Making organ donation after death an "opt-out" rather than an "opt-in" procedure is practised in many countries. Stephen Pound MP made a very sound case for it last night on Radio Four's PM. But it is fundamentally illiberal. It means that the state owns your body upon death and can remove organs from it. The idea that someone may be too embarrassed or too busy to fill out an exemption form, then die, then their relatives see their body "carted off" by the state, is disgusting.
Britain has one of the highest family refusal rates for organ donation of 47%. A presumed consent system is an insufferably blunt instrument to override that current "spur of the moment/after the death of a loved one" resistance. But:
John Oliver, of UK Transplant, the organisation that oversees organ donation, said: “Britain’s high relative refusal rate is the single biggest barrier to more lives being saved. Four out of ten people identified as suitable donors do not go on to donate because their relatives refuse. One of the main reasons is because the family, at a traumatic time, say they have never discussed it.”
Perhaps we have some work to do, to break down the taboo here before introducing draconian measures?
And don't go round waving the shrouds of 1,000 people a year to get this through chaps! My son died and we would have loved to have given his organs, but none of the medical staff brought it up. (When we brought it up I seem to remember it was explained that organ donation wasn't possible due to the need for a post-mortem, which is a shame because it didn't need a genius to work out that my son had died from Meningitis.) There should be more asking about organ donation by medical staff and more encouragement of discussion amongst families before death.
I've been there holding a loved one's dead body - actually giving their organs strikes you as a wonderful way of making some sense of their death.

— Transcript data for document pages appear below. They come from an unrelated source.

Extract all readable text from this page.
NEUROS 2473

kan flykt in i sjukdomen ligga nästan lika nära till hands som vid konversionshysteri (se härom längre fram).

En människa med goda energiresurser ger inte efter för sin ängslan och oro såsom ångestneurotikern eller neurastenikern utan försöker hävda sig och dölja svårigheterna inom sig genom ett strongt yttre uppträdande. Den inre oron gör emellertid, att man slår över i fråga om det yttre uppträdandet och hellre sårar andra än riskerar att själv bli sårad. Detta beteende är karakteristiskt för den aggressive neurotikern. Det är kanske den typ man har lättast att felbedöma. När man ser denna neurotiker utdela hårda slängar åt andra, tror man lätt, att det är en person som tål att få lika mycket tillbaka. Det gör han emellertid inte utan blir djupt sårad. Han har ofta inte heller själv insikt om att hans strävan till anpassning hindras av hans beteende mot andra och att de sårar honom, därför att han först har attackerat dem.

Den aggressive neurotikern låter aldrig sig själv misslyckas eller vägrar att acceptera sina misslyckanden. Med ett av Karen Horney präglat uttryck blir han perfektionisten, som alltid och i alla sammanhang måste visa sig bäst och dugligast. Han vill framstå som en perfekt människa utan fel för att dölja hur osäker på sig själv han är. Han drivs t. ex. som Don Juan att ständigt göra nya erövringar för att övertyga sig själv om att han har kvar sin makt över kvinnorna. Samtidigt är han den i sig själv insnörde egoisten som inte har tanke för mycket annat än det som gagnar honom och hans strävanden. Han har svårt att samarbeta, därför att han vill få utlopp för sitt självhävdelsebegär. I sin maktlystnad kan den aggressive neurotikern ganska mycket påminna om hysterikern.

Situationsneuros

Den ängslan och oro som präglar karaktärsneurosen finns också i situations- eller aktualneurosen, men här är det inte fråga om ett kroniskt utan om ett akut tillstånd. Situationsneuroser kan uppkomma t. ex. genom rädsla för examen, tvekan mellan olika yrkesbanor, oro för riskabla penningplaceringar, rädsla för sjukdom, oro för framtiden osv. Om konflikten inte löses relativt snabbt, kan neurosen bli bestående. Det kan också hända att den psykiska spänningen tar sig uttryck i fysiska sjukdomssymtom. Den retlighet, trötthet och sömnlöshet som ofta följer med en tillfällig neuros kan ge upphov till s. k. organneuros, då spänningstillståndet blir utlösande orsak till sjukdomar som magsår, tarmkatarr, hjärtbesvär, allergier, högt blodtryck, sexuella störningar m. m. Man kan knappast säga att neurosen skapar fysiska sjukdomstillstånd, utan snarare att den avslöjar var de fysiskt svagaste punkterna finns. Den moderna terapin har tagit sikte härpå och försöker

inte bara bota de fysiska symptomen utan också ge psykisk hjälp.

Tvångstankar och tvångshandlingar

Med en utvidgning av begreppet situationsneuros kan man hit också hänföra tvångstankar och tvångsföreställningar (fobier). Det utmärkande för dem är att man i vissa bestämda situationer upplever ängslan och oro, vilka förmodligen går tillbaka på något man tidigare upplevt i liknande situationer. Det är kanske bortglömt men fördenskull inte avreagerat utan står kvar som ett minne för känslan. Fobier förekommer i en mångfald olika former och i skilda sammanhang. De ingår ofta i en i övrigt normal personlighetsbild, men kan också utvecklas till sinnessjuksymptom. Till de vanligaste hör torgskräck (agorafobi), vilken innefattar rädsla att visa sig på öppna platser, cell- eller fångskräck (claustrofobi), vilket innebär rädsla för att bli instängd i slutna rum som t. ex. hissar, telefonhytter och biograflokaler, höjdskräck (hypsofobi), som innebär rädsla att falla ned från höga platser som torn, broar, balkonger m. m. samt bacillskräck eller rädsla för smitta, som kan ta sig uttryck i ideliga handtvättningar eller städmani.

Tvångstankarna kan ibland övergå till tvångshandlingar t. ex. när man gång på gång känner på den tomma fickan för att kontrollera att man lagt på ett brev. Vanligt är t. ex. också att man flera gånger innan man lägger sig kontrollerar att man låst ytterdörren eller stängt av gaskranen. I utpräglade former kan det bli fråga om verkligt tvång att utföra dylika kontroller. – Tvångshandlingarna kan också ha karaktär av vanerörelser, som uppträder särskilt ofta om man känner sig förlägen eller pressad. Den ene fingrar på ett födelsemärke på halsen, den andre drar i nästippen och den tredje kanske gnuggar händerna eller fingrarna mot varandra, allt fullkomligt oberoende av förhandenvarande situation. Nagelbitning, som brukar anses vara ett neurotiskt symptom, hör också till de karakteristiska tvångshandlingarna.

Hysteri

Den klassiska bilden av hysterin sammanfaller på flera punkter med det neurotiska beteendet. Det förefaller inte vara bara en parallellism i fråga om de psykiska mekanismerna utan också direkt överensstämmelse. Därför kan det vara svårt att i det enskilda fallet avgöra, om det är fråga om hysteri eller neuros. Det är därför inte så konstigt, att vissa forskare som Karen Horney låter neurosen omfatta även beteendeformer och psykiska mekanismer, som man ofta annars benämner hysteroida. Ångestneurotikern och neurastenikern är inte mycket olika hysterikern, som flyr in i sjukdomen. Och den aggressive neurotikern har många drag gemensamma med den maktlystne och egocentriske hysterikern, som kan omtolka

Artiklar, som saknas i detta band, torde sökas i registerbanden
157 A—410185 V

But if you've never discussed it with the deceased I suspect you don't want to presume what they would have said on the subject.
Only 25% of people carry a donor card in this country. The rate is 44% in Holland, which suggests there is great scope for improving our card carrying rate without bullying. More asking and more advertising, more pushing and more discussion of the card system is needed, not an illiberal and repellent practice.
And its nothing to do with religion! Opt-out organ donation is immoral.
PS. I have carried an organ donation card for seven years. But then, I am an anorak and take care over these things.